The law enacted by the previous government had a provision to provide the option of employment to one member of an affected family as part of the Rehabilitation & Resettlement (R&R) award.

Government sources said the early passage of the bill would ensure higher rehabilitation and resettlement package for farmers whose land was acquired under the earlier laws (such as the National Highways Act, 1956, and the Railways Act, 1989) on or after 1 January 2015.

Both the PM and BJP president Amit Shah started an aggressive campaign to win support from farmers and to blunt opposition criticism of the law, which they say is meant to satisfy BJP's corporate friends.

This ordinance is being issued in lieu of the Right to Fair Compensation and Transparency in Land Acquisition, Rehabilitation and Resettlement (Amendment) Bill, 2015, and will replace the previous ordinance issued in December.

An ordinance once promulgated has to be approved by Parliament in the very next session to become law.

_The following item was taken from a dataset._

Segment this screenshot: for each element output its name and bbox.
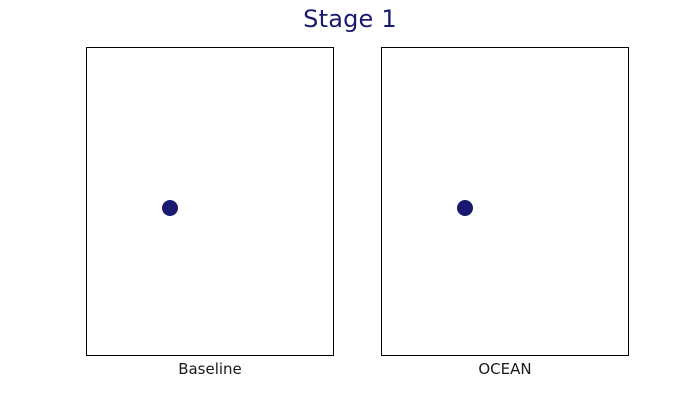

Since this has not happened in the case of the ordinance on land acquisition, it has be repromulgated to keep the legislative process alive.

The government will now have to restart the entire process. The bill will be placed in the Rajya Sabha when it reassembles later this month to complete the budget exercise. If the second attempt fails, it can re-promulgate the ordinance again. However, there is no cap on the number of times an ordinance can be repromulgated.